In physics, the Rabi cycle is the cyclic behaviour of a two-state quantum system in the presence of an oscillatory driving field. A two-state system has two possible states, and if they are not degenerate energy levels the system can become "excited" when it absorbs a quantum of energy.

The effect is important in quantum optics, nuclear magnetic resonance and quantum computing. The term is named in honour of Isidor Isaac Rabi.

When an atom (or some other two-level system) is illuminated by a coherent beam of photons, it will cyclically absorb photons and re-emit them by stimulated emission. One such cycle is called a Rabi cycle and the inverse of its duration the Rabi frequency of the photon beam.

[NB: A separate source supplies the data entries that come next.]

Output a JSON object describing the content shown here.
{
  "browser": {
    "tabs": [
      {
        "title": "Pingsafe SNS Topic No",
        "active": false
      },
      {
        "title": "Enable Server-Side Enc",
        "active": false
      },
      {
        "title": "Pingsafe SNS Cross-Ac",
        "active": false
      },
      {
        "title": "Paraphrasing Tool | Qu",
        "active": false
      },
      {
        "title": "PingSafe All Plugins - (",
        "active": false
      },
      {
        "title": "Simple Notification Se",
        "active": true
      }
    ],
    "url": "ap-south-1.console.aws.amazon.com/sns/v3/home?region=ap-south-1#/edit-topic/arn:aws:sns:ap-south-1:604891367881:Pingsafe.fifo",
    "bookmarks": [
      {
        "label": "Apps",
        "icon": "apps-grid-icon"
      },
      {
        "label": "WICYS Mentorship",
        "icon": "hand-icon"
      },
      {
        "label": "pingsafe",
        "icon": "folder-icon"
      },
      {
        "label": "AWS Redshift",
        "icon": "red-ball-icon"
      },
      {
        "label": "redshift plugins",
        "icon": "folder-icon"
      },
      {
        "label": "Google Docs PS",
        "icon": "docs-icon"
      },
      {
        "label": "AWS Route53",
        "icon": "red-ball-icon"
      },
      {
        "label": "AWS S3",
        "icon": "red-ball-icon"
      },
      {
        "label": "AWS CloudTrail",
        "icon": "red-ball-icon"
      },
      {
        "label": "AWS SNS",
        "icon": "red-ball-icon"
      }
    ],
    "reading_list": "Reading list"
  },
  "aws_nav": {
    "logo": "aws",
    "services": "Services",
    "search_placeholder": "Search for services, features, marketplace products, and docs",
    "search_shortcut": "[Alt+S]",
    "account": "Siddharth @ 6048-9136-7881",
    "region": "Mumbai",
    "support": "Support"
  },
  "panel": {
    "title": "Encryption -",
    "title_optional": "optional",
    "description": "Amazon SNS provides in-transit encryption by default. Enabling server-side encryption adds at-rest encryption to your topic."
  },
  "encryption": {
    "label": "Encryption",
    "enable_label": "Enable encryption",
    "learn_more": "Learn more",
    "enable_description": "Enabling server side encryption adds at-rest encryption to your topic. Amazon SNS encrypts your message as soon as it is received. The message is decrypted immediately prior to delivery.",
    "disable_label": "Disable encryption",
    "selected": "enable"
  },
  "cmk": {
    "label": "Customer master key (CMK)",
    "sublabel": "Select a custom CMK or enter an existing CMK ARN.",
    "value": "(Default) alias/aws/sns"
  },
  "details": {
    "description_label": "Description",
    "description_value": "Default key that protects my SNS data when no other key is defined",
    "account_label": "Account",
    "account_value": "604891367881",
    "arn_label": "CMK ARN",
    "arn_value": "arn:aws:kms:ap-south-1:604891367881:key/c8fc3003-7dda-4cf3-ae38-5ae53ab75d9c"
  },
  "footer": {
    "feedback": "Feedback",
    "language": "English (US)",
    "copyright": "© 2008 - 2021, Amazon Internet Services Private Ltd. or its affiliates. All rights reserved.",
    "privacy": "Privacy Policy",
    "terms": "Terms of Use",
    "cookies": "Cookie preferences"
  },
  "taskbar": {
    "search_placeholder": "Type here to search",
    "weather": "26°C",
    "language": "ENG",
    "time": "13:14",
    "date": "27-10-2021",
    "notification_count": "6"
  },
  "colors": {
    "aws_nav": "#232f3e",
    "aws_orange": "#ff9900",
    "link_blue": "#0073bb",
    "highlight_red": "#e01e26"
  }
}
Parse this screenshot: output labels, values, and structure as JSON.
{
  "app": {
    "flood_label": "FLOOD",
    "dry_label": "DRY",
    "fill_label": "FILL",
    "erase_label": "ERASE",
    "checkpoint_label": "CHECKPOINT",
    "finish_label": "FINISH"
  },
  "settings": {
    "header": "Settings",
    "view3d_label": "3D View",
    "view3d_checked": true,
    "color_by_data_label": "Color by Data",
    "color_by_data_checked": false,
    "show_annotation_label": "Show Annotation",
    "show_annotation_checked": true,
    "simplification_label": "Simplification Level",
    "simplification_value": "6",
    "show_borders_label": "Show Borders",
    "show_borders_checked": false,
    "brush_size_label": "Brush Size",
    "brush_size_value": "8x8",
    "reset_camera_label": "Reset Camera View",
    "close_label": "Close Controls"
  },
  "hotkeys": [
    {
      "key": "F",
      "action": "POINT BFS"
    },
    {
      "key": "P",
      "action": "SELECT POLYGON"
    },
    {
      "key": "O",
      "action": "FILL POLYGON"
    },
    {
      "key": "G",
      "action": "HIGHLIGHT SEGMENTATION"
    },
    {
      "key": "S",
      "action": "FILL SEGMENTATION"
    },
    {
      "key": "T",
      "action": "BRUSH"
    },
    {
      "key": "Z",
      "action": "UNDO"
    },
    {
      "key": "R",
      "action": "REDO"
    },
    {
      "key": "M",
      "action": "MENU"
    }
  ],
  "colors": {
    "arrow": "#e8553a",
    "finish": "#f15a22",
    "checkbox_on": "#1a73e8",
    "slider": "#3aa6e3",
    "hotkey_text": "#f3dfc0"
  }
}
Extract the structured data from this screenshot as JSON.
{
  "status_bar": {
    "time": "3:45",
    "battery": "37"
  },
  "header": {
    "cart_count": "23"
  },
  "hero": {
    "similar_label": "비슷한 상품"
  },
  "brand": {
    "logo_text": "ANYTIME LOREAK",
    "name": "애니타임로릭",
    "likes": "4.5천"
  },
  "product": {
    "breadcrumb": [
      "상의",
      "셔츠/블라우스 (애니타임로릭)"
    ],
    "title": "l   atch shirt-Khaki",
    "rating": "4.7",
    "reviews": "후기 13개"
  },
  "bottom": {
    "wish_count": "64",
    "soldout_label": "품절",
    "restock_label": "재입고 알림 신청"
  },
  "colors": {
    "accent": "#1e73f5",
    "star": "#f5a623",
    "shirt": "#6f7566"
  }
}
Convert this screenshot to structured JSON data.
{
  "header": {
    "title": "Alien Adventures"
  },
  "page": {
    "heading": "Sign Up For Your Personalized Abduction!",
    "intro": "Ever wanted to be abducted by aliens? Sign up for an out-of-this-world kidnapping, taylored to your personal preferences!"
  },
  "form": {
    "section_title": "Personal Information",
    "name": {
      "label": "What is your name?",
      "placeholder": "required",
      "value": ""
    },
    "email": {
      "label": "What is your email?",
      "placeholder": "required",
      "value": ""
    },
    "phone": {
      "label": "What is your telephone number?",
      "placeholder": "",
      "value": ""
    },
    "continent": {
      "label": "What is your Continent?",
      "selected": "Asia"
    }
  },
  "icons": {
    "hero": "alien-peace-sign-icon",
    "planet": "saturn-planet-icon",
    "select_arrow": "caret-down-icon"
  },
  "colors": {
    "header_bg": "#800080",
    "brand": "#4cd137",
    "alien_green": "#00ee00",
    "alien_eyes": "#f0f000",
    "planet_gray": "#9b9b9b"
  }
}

This mechanism is fundamental to quantum optics. It can be modelled using the Jaynes-Cummings model and the Bloch vectrformalism.

For example, in a two-state atom (an atom in which an electron can either be in the excited or ground state), the probability of finding the atom in the excited state is found from the Bloch equations to be: | c_b(t) | ² = cos(ωt)² where ω is the Rabi frequency.

More generally, one can consider a system where the two levels under consideration are not energy eigenstates. Therefore if the system is initialized in one of these levels, time evolution will make the population of each of the levels oscillate with some characteristic frequency, whose angular frequency is also known as the Rabi frequency.